In 2018, Donald Trump increased government spending by about $300 billion and decreased tax revenues by $230 billion. Thus, we’ve artificially inflated the economy to extend our current expansion or economic boom. We currently pay $310 billion dollars in interest on our national debt based on the federal budget. The only line items that cost more are social security ($987 billion), military ($874.4 billion), Medicare ($582 billion) and Medicaid ($400 billion). Our interest on debt is 7.4% of our entire American budget. When you ask why your tax dollars aren’t working, it’s because they’re paying interest.
And let’s not forget, as I wrote previously, Elizabeth Warren warned of an economic crash in June. She says, in part, in an essay:
When I look at the economy today, I see a lot to worry about again. I see a manufacturing sector in recession. I see a precarious economy that is built on debt — both household debt and corporate debt — and that is vulnerable to shocks. And I see a number of serious shocks on the horizon that could cause our economy’s shaky foundation to crumble.
How bad will it get?
If the prognosticators are to be believed, the next recession is going to be very very bad. Again, going back as far as earlier this year, the naysayers seem to believe when the next recession hits, its going to be brutal.

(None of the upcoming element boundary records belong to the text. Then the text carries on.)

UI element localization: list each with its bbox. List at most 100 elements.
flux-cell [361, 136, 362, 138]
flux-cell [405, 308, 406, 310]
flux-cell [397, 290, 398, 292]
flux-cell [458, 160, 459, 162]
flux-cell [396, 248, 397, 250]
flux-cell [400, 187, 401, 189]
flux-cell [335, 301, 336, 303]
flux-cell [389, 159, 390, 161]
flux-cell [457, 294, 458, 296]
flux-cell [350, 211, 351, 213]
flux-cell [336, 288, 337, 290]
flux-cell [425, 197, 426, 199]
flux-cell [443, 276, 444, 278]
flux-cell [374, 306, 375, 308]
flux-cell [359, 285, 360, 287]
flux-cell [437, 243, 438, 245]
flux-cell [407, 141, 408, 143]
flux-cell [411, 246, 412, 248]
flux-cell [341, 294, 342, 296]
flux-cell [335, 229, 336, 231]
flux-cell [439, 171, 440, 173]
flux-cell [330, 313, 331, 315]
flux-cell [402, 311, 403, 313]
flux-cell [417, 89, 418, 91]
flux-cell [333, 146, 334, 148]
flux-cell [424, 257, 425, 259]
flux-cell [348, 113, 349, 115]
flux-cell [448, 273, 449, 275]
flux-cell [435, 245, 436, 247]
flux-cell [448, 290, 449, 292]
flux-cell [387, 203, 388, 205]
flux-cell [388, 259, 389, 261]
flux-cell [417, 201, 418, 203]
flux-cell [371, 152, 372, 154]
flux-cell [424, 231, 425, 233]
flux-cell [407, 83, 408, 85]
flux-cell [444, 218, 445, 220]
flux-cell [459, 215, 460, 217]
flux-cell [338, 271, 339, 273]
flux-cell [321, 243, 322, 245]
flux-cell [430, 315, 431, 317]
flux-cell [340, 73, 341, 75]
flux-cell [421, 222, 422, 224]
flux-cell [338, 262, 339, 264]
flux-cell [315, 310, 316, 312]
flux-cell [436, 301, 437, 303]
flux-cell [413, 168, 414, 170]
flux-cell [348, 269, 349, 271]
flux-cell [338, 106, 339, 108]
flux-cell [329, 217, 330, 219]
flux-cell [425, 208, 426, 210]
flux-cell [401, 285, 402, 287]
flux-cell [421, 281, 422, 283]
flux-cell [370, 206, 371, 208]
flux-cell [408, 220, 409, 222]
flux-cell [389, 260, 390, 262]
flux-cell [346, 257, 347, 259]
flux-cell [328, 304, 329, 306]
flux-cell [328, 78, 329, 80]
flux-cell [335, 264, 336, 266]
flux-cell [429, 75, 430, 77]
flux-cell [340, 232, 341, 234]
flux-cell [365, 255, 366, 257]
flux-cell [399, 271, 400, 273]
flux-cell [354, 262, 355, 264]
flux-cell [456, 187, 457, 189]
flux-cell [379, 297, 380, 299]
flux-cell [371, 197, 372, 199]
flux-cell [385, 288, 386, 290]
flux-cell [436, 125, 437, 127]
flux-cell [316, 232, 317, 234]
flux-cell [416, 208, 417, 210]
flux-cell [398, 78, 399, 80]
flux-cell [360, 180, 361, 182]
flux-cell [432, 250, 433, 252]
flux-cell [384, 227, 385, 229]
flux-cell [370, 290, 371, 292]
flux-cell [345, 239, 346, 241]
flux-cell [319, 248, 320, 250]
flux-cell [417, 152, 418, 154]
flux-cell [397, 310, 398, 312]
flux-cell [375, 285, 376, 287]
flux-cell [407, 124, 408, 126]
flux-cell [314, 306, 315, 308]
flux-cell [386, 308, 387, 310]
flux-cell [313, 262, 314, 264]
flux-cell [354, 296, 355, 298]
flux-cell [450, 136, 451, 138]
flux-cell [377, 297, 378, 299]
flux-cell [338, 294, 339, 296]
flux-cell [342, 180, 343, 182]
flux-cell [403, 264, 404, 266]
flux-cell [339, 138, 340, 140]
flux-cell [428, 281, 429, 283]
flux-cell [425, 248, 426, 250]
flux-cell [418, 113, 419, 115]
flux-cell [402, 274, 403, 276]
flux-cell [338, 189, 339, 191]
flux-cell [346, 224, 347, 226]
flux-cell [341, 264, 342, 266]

Warren says it will be an economic “crash”. In a piece in yesterday’s Rolling Stone the reporter says:
Some 40 percent of American families struggled to cover the cost of food, health care, housing or utilities last year, according to a report from the Urban Institute. A Fed found four in 10 adults couldn’t cover a $400 emergency expense.
A recession could take many of those families struggling on the margins and push them squarely into poverty. A family that can’t cover a $400 expense definitely isn’t ready to weather an unexpected layoff. And workers already struggling to find jobs will fare worse if and when the number of openings plummet and the number of unemployed job seekers climbs.
How will they blame Obama?
It looks like if a recession happens it won’t happen for another 18 months. According to Warren, we should be doing things now to prepare for the recession.
But already on Fox Business, they are preparing a narrative which will give President Trump cover and throw the blame on Obama.
You see, it’s the actions of the Fed 10 years ago that is causing this nightmare, not uncertainty, not the trade war, not the reckless tax spending.
Oh no! It’s Obama’s Fed chairs Ben Bernanke and Janet Yellin who actually caused this. Like a ticking time bomb set to go off during the Trump Presidency, the fed’s actions to save the economy also doomed it!